Kollapen is one of seven candidates up for appointment to the country’s apex court this month.
He was among the five candidates recommended for appointment following the JSC’s April interviews but those proceedings have since been scrapped on the back of pressure from various civil society groups which criticised some of the lines of questioning adopted. The interviews are now being redone, with nearly all of the candidates who were previously interviewed – save for KwaZulu-Natal High Court Judge Dhaya Pillay – back in the hot seat again.
Kollapen was the third candidate to face the gauntlet on Monday. During his interview, he was also asked about his time as an acting ConCourt justice, with Kollapen responding that he enjoyed it.
He said it would have been “totally unimaginable” for him when he started out as a young practitioner, during apartheid.
“At a personal level, you’d dress up in the morning to go to court and you’d look in the mirror and reflect and think you are enormously privileged to be able to serve your country,” he said.
Of his judicial philosophy, he said: “As a starting point, for me, the law must be an instrument that achieves and advances justice.”
“I’m quite mindful that the law can quite easily be used as a basis to maintain imbalances in society, as a manner to shield people from scrutiny and the law can be a tool of power in the hands of some,” he added.
Judges Rammaka Mathopo and Fayeeza Kathree-Setiloane – both of whom were recommended in April – were also re-interviewed on Monday.
Speaking about a ruling he penned while acting on the ConCourt bench previously, which now makes the common purpose doctrine applicable to rape, Mathopo said: “I looked at it and I said this can not be right. Rape is a power offence, it’s not only the person who penetrates who is guilty. Actually, there are people around the rapist who are violating the poor woman. And I said they can not be allowed to go scot free.”

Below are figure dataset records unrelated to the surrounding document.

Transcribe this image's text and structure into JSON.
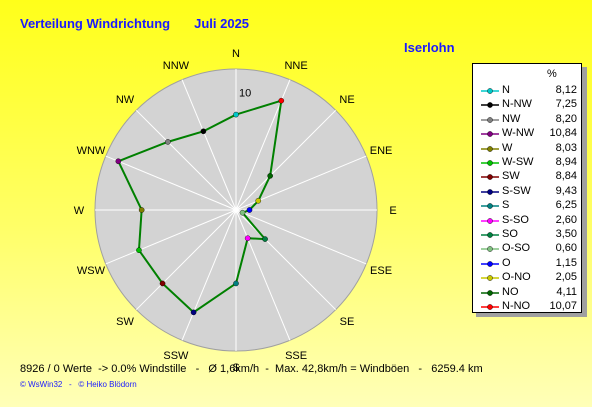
{
  "header": {
    "title": "Verteilung Windrichtung",
    "period": "Juli 2025",
    "station": "Iserlohn"
  },
  "legend": {
    "unit_header": "%"
  },
  "footer": {
    "stats": "8926 / 0 Werte  -> 0.0% Windstille   -   Ø 1,6km/h  -  Max. 42,8km/h = Windböen   -   6259.4 km",
    "credit": "© WsWin32   -   © Heiko Blödorn"
  },
  "chart_data": {
    "type": "radar",
    "r_max": 12,
    "ring_label": "10",
    "line_color": "#008000",
    "disc_color": "#d3d3d3",
    "directions": [
      "N",
      "NNE",
      "NE",
      "ENE",
      "E",
      "ESE",
      "SE",
      "SSE",
      "S",
      "SSW",
      "SW",
      "WSW",
      "W",
      "WNW",
      "NW",
      "NNW"
    ],
    "series": [
      {
        "label": "N",
        "direction": "N",
        "value": 8.12,
        "display": "8,12",
        "color": "#00c8c8"
      },
      {
        "label": "N-NW",
        "direction": "NNW",
        "value": 7.25,
        "display": "7,25",
        "color": "#000000"
      },
      {
        "label": "NW",
        "direction": "NW",
        "value": 8.2,
        "display": "8,20",
        "color": "#808080"
      },
      {
        "label": "W-NW",
        "direction": "WNW",
        "value": 10.84,
        "display": "10,84",
        "color": "#800080"
      },
      {
        "label": "W",
        "direction": "W",
        "value": 8.03,
        "display": "8,03",
        "color": "#808000"
      },
      {
        "label": "W-SW",
        "direction": "WSW",
        "value": 8.94,
        "display": "8,94",
        "color": "#00c000"
      },
      {
        "label": "SW",
        "direction": "SW",
        "value": 8.84,
        "display": "8,84",
        "color": "#800000"
      },
      {
        "label": "S-SW",
        "direction": "SSW",
        "value": 9.43,
        "display": "9,43",
        "color": "#000080"
      },
      {
        "label": "S",
        "direction": "S",
        "value": 6.25,
        "display": "6,25",
        "color": "#008080"
      },
      {
        "label": "S-SO",
        "direction": "SSE",
        "value": 2.6,
        "display": "2,60",
        "color": "#ff00ff"
      },
      {
        "label": "SO",
        "direction": "SE",
        "value": 3.5,
        "display": "3,50",
        "color": "#008040"
      },
      {
        "label": "O-SO",
        "direction": "ESE",
        "value": 0.6,
        "display": "0,60",
        "color": "#80c080"
      },
      {
        "label": "O",
        "direction": "E",
        "value": 1.15,
        "display": "1,15",
        "color": "#0000ff"
      },
      {
        "label": "O-NO",
        "direction": "ENE",
        "value": 2.05,
        "display": "2,05",
        "color": "#c8c800"
      },
      {
        "label": "NO",
        "direction": "NE",
        "value": 4.11,
        "display": "4,11",
        "color": "#006400"
      },
      {
        "label": "N-NO",
        "direction": "NNE",
        "value": 10.07,
        "display": "10,07",
        "color": "#ff0000"
      }
    ]
  }
}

Further asked how he would respond to someone who criticised the judgment, he said: “That person would not be living in South Africa. That person would certainly not have seen or experienced what our women are experiencing and that person’s comment would be an affront to the women in our country.”
Mathopo’s work mentoring female judges was lauded during his interview.
“There is a stereotype among the legal fraternity who believe lawmaking belongs to men and that stereotype needs to be put away,” he said, “We can not sit here and say women are inferior. They are not. They help us and they capacitate the bench.”
Kathree-Setiloane, meanwhile, was asked by Justice Minister Ronald Lamola about a case she presided over involving same-sex marriage and what could be done to tackle the problem of violence inflicted on members of the LGBTQI+ community.
She replied that on a broader level, there had to be education around the rights of these communities.
“That’s the only way there’s going to be full acceptance,” she said, adding that she believed government could do more in this regard and working with civil society and the courts, the issue could be eliminated.